Eliminate Low Cost Risks Especially Where the Benefits Are Great
LOW HANGING FRUIT – ELIMINATE LOW COST RISKS, ESPECIALLY WHERE THE BENEFITS ARE GREAT
By: Robert S. Tanner, Esq.
Whether to put forth effort to reduce or eliminate unnecessary risks may be evaluated on a cost-benefit basis. In the context of insurance, the costs of reducing or eliminating issues that might interfere with your right to coverage are sometimes very low, while benefit of doing so is quite high. For example, in a previous article of ours which can be found here, we discussed the importance of timely informing an insurer of a claim. While the law is fairly liberal in protecting insureds in that area, the cost of timely informing the insurer of a claim is low, yet the failure to do so can be costly. In this article, we discuss the rigmarole (cost) an insured went through over the timing of submitting a proof of loss to his insurer.
In Makryllos v. Citizens Property Insur. Co., Case No. 2D11-2842 (Fla. 2d DCA Dec. 28, 2012), Citizens Property Insurance Company (“Citizens”) issued an insurance policy to Nicholas Makryllos (“Insured”) for a residential property. After rain allegedly caused damage to the roof and the home’s interior, Insured submitted a claim to Citizens. Although Citizens denied the insured’s claim for roof damage, they did pay for damages to the home’s interior.
Insured later submitted a supplemental claim asserting additional damage to the roof and interior of the home. Citizens, through its counsel, responded to Insured by advising that it invoked the right to examine him under oath. The letter stated:
“Pursuant to the terms of the policy of insurance, the Citizens Property Insurance Corporation requires that you submit a Sworn Proof of Loss. Although the policy provides that the Proof of Loss must be submitted within sixty (60) days from the date of the loss, this claim cannot be adjusted until after the Proof of Loss has been submitted, and therefore, you are expected to submit the Proof of Loss prior to or a the examination under oath.”

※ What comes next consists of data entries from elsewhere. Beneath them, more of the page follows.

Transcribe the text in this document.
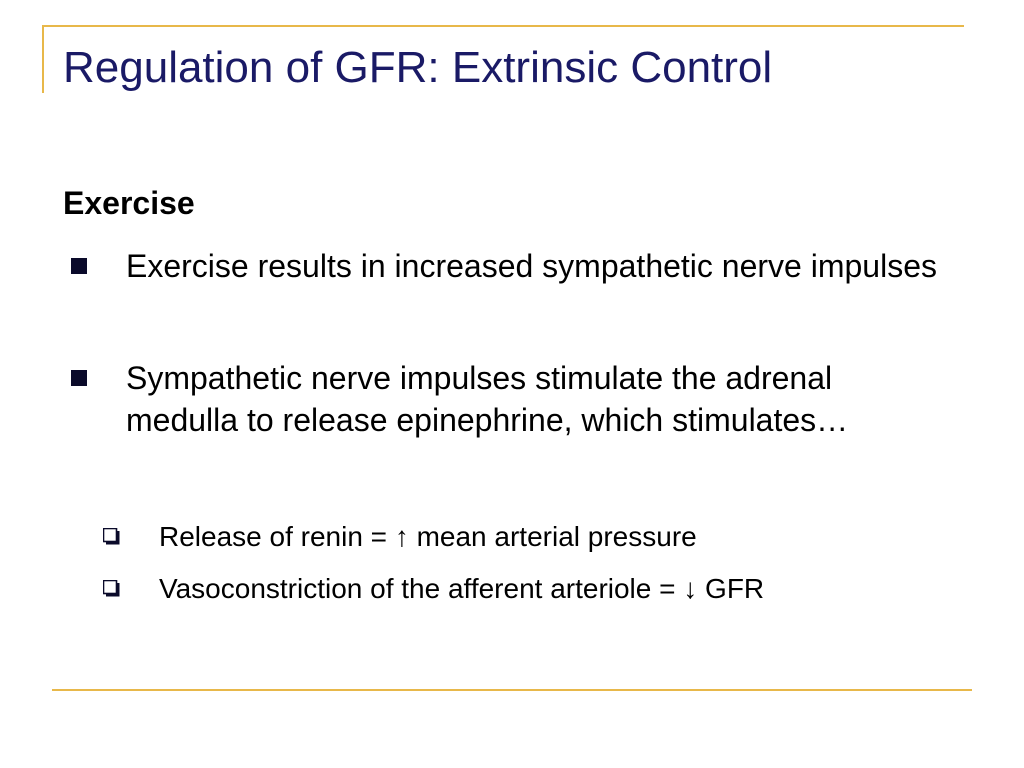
Regulation of GFR: Extrinsic Control
Exercise
Exercise results in increased sympathetic nerve impulses
Sympathetic nerve impulses stimulate the adrenal medulla to release epinephrine, which stimulates…
Release of renin = ↑ mean arterial pressure
Vasoconstriction of the afferent arteriole = ↓ GFR
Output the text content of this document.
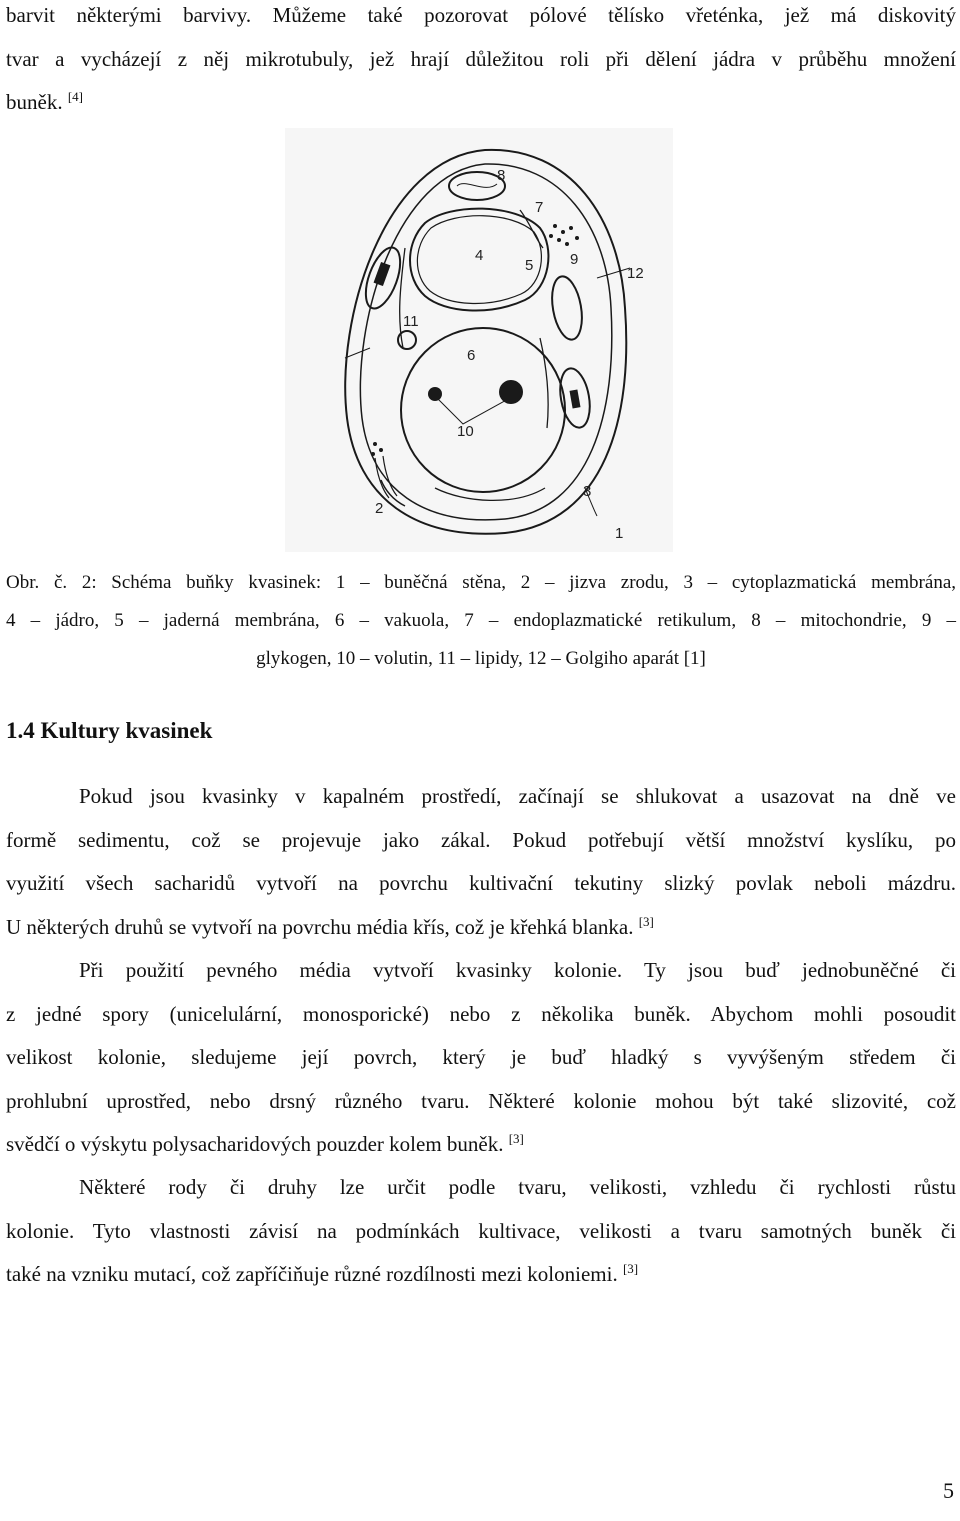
barvit některými barvivy. Můžeme také pozorovat pólové tělísko vřeténka, jež má diskovitý
tvar a vycházejí z něj mikrotubuly, jež hrají důležitou roli při dělení jádra v průběhu množení
buněk. [4]
1
2
3
4
5
6
7
8
9
10
11
12
Obr. č. 2: Schéma buňky kvasinek: 1 – buněčná stěna, 2 – jizva zrodu, 3 – cytoplazmatická membrána,
4 – jádro, 5 – jaderná membrána, 6 – vakuola, 7 – endoplazmatické retikulum, 8 – mitochondrie, 9 –
glykogen, 10 – volutin, 11 – lipidy, 12 – Golgiho aparát [1]
1.4 Kultury kvasinek
Pokud jsou kvasinky v kapalném prostředí, začínají se shlukovat a usazovat na dně ve
formě sedimentu, což se projevuje jako zákal. Pokud potřebují větší množství kyslíku, po
využití všech sacharidů vytvoří na povrchu kultivační tekutiny slizký povlak neboli mázdru.
U některých druhů se vytvoří na povrchu média křís, což je křehká blanka. [3]
Při použití pevného média vytvoří kvasinky kolonie. Ty jsou buď jednobuněčné či
z jedné spory (unicelulární, monosporické) nebo z několika buněk. Abychom mohli posoudit
velikost kolonie, sledujeme její povrch, který je buď hladký s vyvýšeným středem či
prohlubní uprostřed, nebo drsný různého tvaru. Některé kolonie mohou být také slizovité, což
svědčí o výskytu polysacharidových pouzder kolem buněk. [3]
Některé rody či druhy lze určit podle tvaru, velikosti, vzhledu či rychlosti růstu
kolonie. Tyto vlastnosti závisí na podmínkách kultivace, velikosti a tvaru samotných buněk či
také na vzniku mutací, což zapříčiňuje různé rozdílnosti mezi koloniemi. [3]
5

The policy actually said something somewhat different, namely that Insured was required to provide a Sworn Proof of Loss within 60 days of Citizens’ request for it, not within 60 days from the date of the loss. Citizens initially scheduled the examination for a date that was within 60 days of the date of its letter requesting the examination and advising that Citizens requested the Sworn Proof of Loss. However, the examination was rescheduled several times. Each time it was rescheduled, the letter from Citizens included the statement that Insured was expected to submit the Proof of Loss either before or at the time of the examination. Ultimately, the examination proceeded approximately six months after Citizens’ request.
Shortly after the examination, Insured filed suit against Citizens. During the litigation, Citizens filed a motion for summary judgment which is a vehicle for bringing a case to a head prior to trial when one or more of the parties believes that some or all of the dispositive facts are so clear (essentially uncontested) that they do not need to be weighed at trial. Citizens argued that Insured was barred from recovery under the policy due to his failure to timely submit the sworn proof of loss. The trial court agreed and granted summary judgment in favor of Citizens. Insured appealed.
The appellate court reversed, finding that there were two issues of material fact that could not be determined at summary judgment. First, summary judgment was not proper because the facts could have allowed the factfinder (whether a jury or the judge at trial) to conclude that Citizens had waived its right to rely on the policy condition requiring a sworn proof of loss within 60 days. That is, at trial a factfinder could have concluded that Citizens, by rescheduling and each time telling insured that he could submit the Proof of Loss at the examination, induced Insured to rely upon the statement and therefore waived the requirement that the Proof of Loss be submitted within 60 days. Such a finding would have defeated Citizens’ defense.
Second, the fact that Insured submitted the Proof of Loss before the litigation and before summary judgment was entered demonstrated that, at the very least, Insured partially cooperated. That “partial compliance” created another issue of fact requiring trial. Specifically, the factfinder could determine that the partial compliance could defeat Citizens’ claim that Insured breached the insurance contract and was deprived of recovery under the policy.
It is not clear from the appellate opinion whether Citizens or its Mediation/Arbitration intended deprive Insured of his rights by causing the delay. Whether or not they did, Insured’s Mediation/Arbitration was savvy, fought for Insured’s rights, and won the Insured his day in court. Nevertheless, the takeaway for anyone intending to make an insurance claim is to read the policy carefully and ensure timely compliance with all requirements. The small cost of timely providing a proof of loss or a notice of claim can avoid substantial litigation costs and the potential for losing rights under the policy.